En Matrix, la Humanidad de nuevo es víctima de su propia creación. Luego de la película, salieron unos cortos bajo el nombre de Animatrix. Uno que se destaca es The Second Renaissance, que cuenta cómo los seres humanos y los robots entraron en guerra, luego de que las personas tiranizaran y esclavizaran a las máquinas. Esto termina en una espiral de destrucción mutua que desemboca en la conocida premisa de la película de los Wachowski: la Humanidad no es ni más ni menos que una fuente de energía para las máquinas, que cultivan personas en celdas de líquido amniótico y mediante una realidad virtual compartida, las mantienen dominadas.
Sin embargo, estos dos polos entre los que se plantea el problema son estériles. Si el destino de la robótica es la cooperación total con la Humanidad, entonces no hay problema. Y si por otro lado la única salida es la aniquilación, el dilema es inútil porque no tiene solución. No se puede escapar a un apocalipsis determinado por una inteligencia artificial superior a la humana, estilo Skynet. Por eso, una vez más aparece una tercera posición equidistante: el verdadero problema con el que habrá que lidiar está en el medio de los extremos, y su nombre es “automatización”.
Los términos en los que la ficción especulativa plantea este problema son o bien que la tecnología es buena o bien que es mala. No es posible hacer un juicio de valor sobre esto. Lo único sabido es que la tecnología es irreversible: una vez que se la comienza a utilizar en algún sector de la vida cotidiana, ya no se vuelve atrás.

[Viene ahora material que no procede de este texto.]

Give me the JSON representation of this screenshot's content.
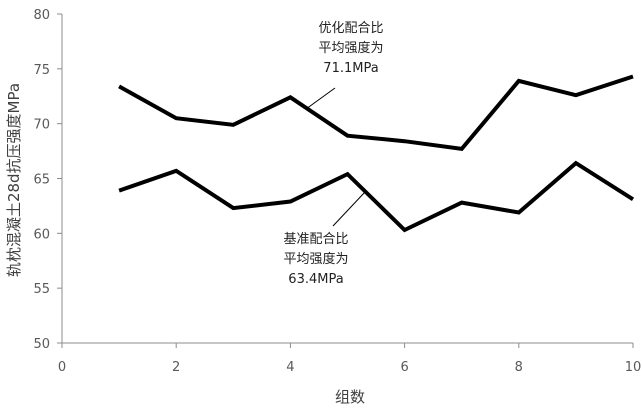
{
  "chart_data": {
    "type": "line",
    "title": "",
    "xlabel": "组数",
    "ylabel": "轨枕混凝土28d抗压强度MPa",
    "xlim": [
      0,
      10
    ],
    "ylim": [
      50,
      80
    ],
    "x_ticks": [
      0,
      2,
      4,
      6,
      8,
      10
    ],
    "y_ticks": [
      50,
      55,
      60,
      65,
      70,
      75,
      80
    ],
    "grid": false,
    "legend": "none",
    "x": [
      1,
      2,
      3,
      4,
      5,
      6,
      7,
      8,
      9,
      10
    ],
    "series": [
      {
        "values": [
          73.4,
          70.5,
          69.9,
          72.4,
          68.9,
          68.4,
          67.7,
          73.9,
          72.6,
          74.3
        ]
      },
      {
        "values": [
          63.9,
          65.7,
          62.3,
          62.9,
          65.4,
          60.3,
          62.8,
          61.9,
          66.4,
          63.1
        ]
      }
    ],
    "annotations": [
      {
        "lines": [
          "优化配合比",
          "平均强度为",
          "71.1MPa"
        ]
      },
      {
        "lines": [
          "基准配合比",
          "平均强度为",
          "63.4MPa"
        ]
      }
    ],
    "line_color": "#000000",
    "axis_color": "#8c8c8c"
  }
}
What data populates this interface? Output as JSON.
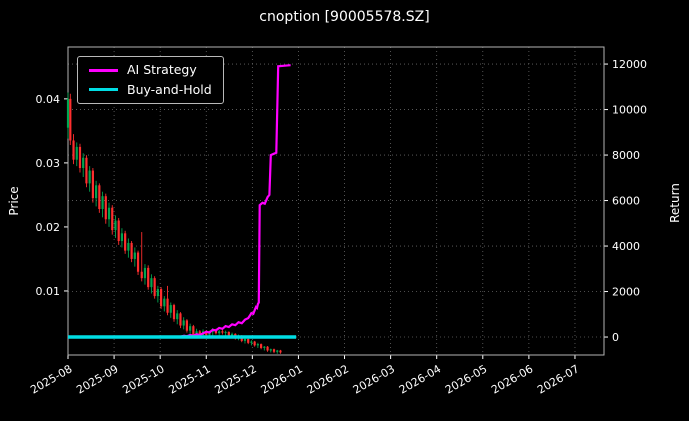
{
  "chart_data": {
    "type": "candlestick+line",
    "title": "cnoption [90005578.SZ]",
    "ylabel_left": "Price",
    "ylabel_right": "Return",
    "legend_position": "upper left",
    "grid": "dotted",
    "x_tick_labels": [
      "2025-08",
      "2025-09",
      "2025-10",
      "2025-11",
      "2025-12",
      "2026-01",
      "2026-02",
      "2026-03",
      "2026-04",
      "2026-05",
      "2026-06",
      "2026-07"
    ],
    "x_domain": [
      0,
      11.63
    ],
    "price_axis": {
      "label": "Price",
      "ticks": [
        0.01,
        0.02,
        0.03,
        0.04
      ],
      "lim": [
        0,
        0.0481
      ]
    },
    "return_axis": {
      "label": "Return",
      "ticks": [
        0,
        2000,
        4000,
        6000,
        8000,
        10000,
        12000
      ],
      "lim": [
        -790,
        12750
      ]
    },
    "colors": {
      "background": "#000000",
      "up": "#00a650",
      "down": "#ff2e2e",
      "grid": "#666666",
      "spine": "#b5b5b5",
      "text": "#ffffff"
    },
    "candles_format": [
      "month_offset_from_2025_08",
      "open",
      "high",
      "low",
      "close"
    ],
    "candles": [
      [
        0.0,
        0.0355,
        0.041,
        0.0338,
        0.04
      ],
      [
        0.05,
        0.04,
        0.0408,
        0.0328,
        0.0335
      ],
      [
        0.12,
        0.0335,
        0.0345,
        0.0298,
        0.0305
      ],
      [
        0.19,
        0.0305,
        0.0332,
        0.0295,
        0.0325
      ],
      [
        0.26,
        0.0325,
        0.033,
        0.0285,
        0.0292
      ],
      [
        0.33,
        0.0292,
        0.0315,
        0.0278,
        0.0308
      ],
      [
        0.4,
        0.0308,
        0.0312,
        0.0262,
        0.0268
      ],
      [
        0.47,
        0.0268,
        0.0295,
        0.0255,
        0.0288
      ],
      [
        0.54,
        0.0288,
        0.0292,
        0.0238,
        0.0245
      ],
      [
        0.61,
        0.0245,
        0.0272,
        0.0232,
        0.0265
      ],
      [
        0.68,
        0.0265,
        0.0268,
        0.0222,
        0.0228
      ],
      [
        0.75,
        0.0228,
        0.0255,
        0.0215,
        0.0248
      ],
      [
        0.82,
        0.0248,
        0.0252,
        0.0205,
        0.0212
      ],
      [
        0.89,
        0.0212,
        0.0238,
        0.02,
        0.023
      ],
      [
        0.96,
        0.023,
        0.0234,
        0.0188,
        0.0195
      ],
      [
        1.03,
        0.0195,
        0.0218,
        0.0183,
        0.021
      ],
      [
        1.1,
        0.021,
        0.0214,
        0.0172,
        0.0178
      ],
      [
        1.17,
        0.0178,
        0.0198,
        0.0168,
        0.019
      ],
      [
        1.24,
        0.019,
        0.0194,
        0.0158,
        0.0163
      ],
      [
        1.31,
        0.0163,
        0.0182,
        0.0152,
        0.0175
      ],
      [
        1.38,
        0.0175,
        0.0178,
        0.0145,
        0.015
      ],
      [
        1.45,
        0.015,
        0.0168,
        0.0138,
        0.016
      ],
      [
        1.52,
        0.016,
        0.0163,
        0.0125,
        0.013
      ],
      [
        1.6,
        0.013,
        0.0192,
        0.0115,
        0.012
      ],
      [
        1.67,
        0.012,
        0.0142,
        0.011,
        0.0136
      ],
      [
        1.74,
        0.0136,
        0.014,
        0.0102,
        0.0106
      ],
      [
        1.81,
        0.0106,
        0.0126,
        0.0096,
        0.012
      ],
      [
        1.88,
        0.012,
        0.0123,
        0.0088,
        0.0092
      ],
      [
        1.95,
        0.0092,
        0.0108,
        0.0082,
        0.0103
      ],
      [
        2.02,
        0.0103,
        0.0106,
        0.0072,
        0.0076
      ],
      [
        2.09,
        0.0076,
        0.0092,
        0.0068,
        0.0088
      ],
      [
        2.16,
        0.0088,
        0.0108,
        0.0062,
        0.0066
      ],
      [
        2.23,
        0.0066,
        0.0082,
        0.0058,
        0.0078
      ],
      [
        2.3,
        0.0078,
        0.008,
        0.0052,
        0.0056
      ],
      [
        2.37,
        0.0056,
        0.007,
        0.0048,
        0.0065
      ],
      [
        2.44,
        0.0065,
        0.0067,
        0.0042,
        0.0046
      ],
      [
        2.51,
        0.0046,
        0.0059,
        0.004,
        0.0054
      ],
      [
        2.58,
        0.0054,
        0.0056,
        0.0035,
        0.0038
      ],
      [
        2.65,
        0.0038,
        0.0049,
        0.0032,
        0.0045
      ],
      [
        2.72,
        0.0045,
        0.0047,
        0.0028,
        0.0031
      ],
      [
        2.79,
        0.0031,
        0.0041,
        0.0026,
        0.0037
      ],
      [
        2.86,
        0.0037,
        0.0039,
        0.0026,
        0.0029
      ],
      [
        2.93,
        0.0031,
        0.004,
        0.0027,
        0.0037
      ],
      [
        3.0,
        0.0037,
        0.0039,
        0.0029,
        0.0031
      ],
      [
        3.07,
        0.0031,
        0.0038,
        0.0027,
        0.0036
      ],
      [
        3.14,
        0.0036,
        0.0042,
        0.003,
        0.004
      ],
      [
        3.21,
        0.004,
        0.0041,
        0.0032,
        0.0034
      ],
      [
        3.28,
        0.0034,
        0.0039,
        0.003,
        0.0037
      ],
      [
        3.35,
        0.0037,
        0.004,
        0.0032,
        0.0035
      ],
      [
        3.42,
        0.0035,
        0.0038,
        0.0029,
        0.0036
      ],
      [
        3.49,
        0.0036,
        0.0037,
        0.0027,
        0.0029
      ],
      [
        3.56,
        0.0029,
        0.0035,
        0.0026,
        0.0033
      ],
      [
        3.63,
        0.0033,
        0.0034,
        0.0024,
        0.0026
      ],
      [
        3.7,
        0.0026,
        0.0032,
        0.0023,
        0.003
      ],
      [
        3.77,
        0.003,
        0.0031,
        0.002,
        0.0022
      ],
      [
        3.84,
        0.0022,
        0.0027,
        0.0018,
        0.0025
      ],
      [
        3.91,
        0.0025,
        0.0026,
        0.0017,
        0.0019
      ],
      [
        3.98,
        0.0019,
        0.0023,
        0.0015,
        0.0021
      ],
      [
        4.05,
        0.0021,
        0.0022,
        0.0013,
        0.0015
      ],
      [
        4.12,
        0.0015,
        0.0019,
        0.0011,
        0.0017
      ],
      [
        4.19,
        0.0017,
        0.0018,
        0.0009,
        0.0011
      ],
      [
        4.26,
        0.0011,
        0.0014,
        0.0007,
        0.0013
      ],
      [
        4.33,
        0.0013,
        0.0014,
        0.0005,
        0.0007
      ],
      [
        4.4,
        0.0007,
        0.001,
        0.0004,
        0.0009
      ],
      [
        4.47,
        0.0009,
        0.001,
        0.0003,
        0.0005
      ],
      [
        4.54,
        0.0005,
        0.0008,
        0.0002,
        0.0007
      ],
      [
        4.61,
        0.0007,
        0.0008,
        0.0002,
        0.0004
      ]
    ],
    "series": [
      {
        "name": "AI Strategy",
        "color": "#ff00ff",
        "axis": "return",
        "width": 2.2,
        "points": [
          [
            0,
            0
          ],
          [
            0.6,
            0
          ],
          [
            1.2,
            0
          ],
          [
            1.8,
            0
          ],
          [
            2.2,
            0
          ],
          [
            2.45,
            20
          ],
          [
            2.52,
            60
          ],
          [
            2.58,
            30
          ],
          [
            2.65,
            90
          ],
          [
            2.72,
            60
          ],
          [
            2.79,
            120
          ],
          [
            2.86,
            90
          ],
          [
            2.93,
            160
          ],
          [
            3.0,
            230
          ],
          [
            3.07,
            200
          ],
          [
            3.14,
            320
          ],
          [
            3.21,
            290
          ],
          [
            3.28,
            400
          ],
          [
            3.35,
            360
          ],
          [
            3.42,
            480
          ],
          [
            3.49,
            440
          ],
          [
            3.56,
            560
          ],
          [
            3.63,
            520
          ],
          [
            3.7,
            650
          ],
          [
            3.77,
            610
          ],
          [
            3.84,
            760
          ],
          [
            3.91,
            830
          ],
          [
            3.95,
            950
          ],
          [
            3.98,
            1050
          ],
          [
            4.02,
            1020
          ],
          [
            4.05,
            1180
          ],
          [
            4.08,
            1320
          ],
          [
            4.1,
            1280
          ],
          [
            4.12,
            1450
          ],
          [
            4.14,
            1520
          ],
          [
            4.16,
            5800
          ],
          [
            4.22,
            5900
          ],
          [
            4.27,
            5860
          ],
          [
            4.33,
            6150
          ],
          [
            4.37,
            6250
          ],
          [
            4.4,
            8000
          ],
          [
            4.47,
            8060
          ],
          [
            4.52,
            8100
          ],
          [
            4.56,
            11900
          ],
          [
            4.7,
            11930
          ],
          [
            4.83,
            11950
          ]
        ]
      },
      {
        "name": "Buy-and-Hold",
        "color": "#00dde4",
        "axis": "return",
        "width": 3.4,
        "points": [
          [
            0,
            0
          ],
          [
            4.95,
            0
          ]
        ]
      }
    ]
  }
}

John Connor no estuvo sólo en su cruzada contra las máquinas. A finales del siglo XVIII, el obrero Ned Ludd entró a la fábrica donde trabajaba y destruyó a martillazo limpio dos máquina que suplantaban el trabajo de varios operarios. Así surgió una tendencia llamada Ludismo, que sostiene que la utilización de tecnología en la industria va a llevar al desempleo masivo.
Los economistas la llamaron Falacia Ludista, porque según ellos la evidencia historia demuestra que los operarios desplazados por las máquinas se convirtieron en operarios de dichas máquinas y a la vez éstas fueron herramientas para aumentar su productividad. Sin embargo, ya se llegó al punto en el que las propias máquinas empiezan a hacer el trabajo sin necesidad de que alguien las opere. Basta pensar, por ejemplo, en el impacto a gran escala en la industria del transporte de un automóvil que se maneje solo, como el que desarrolla Google. U otro ejemplo, un algoritmo que reemplace a los contadores. U otro que lea cosas de Internet, haga copy-paste y reemplace a los redactores y periodistas. ¿Dónde se absorbería esa masa trabajadora?
Crear nuevos trabajos implica más especificidad y más especificidad implica más estudios, pero no todos los sectores pueden acceder a esos niveles de educación. Entonces, la consecuencia serían sociedades en las que la brecha entre ricos y pobres estaría acentuada. Este parece ser el desafío a no tan largo plazo de esta generación: ya no sobrevivir a la aniquilación masiva sino sobrevivir a la obsolescencia, al desempleo.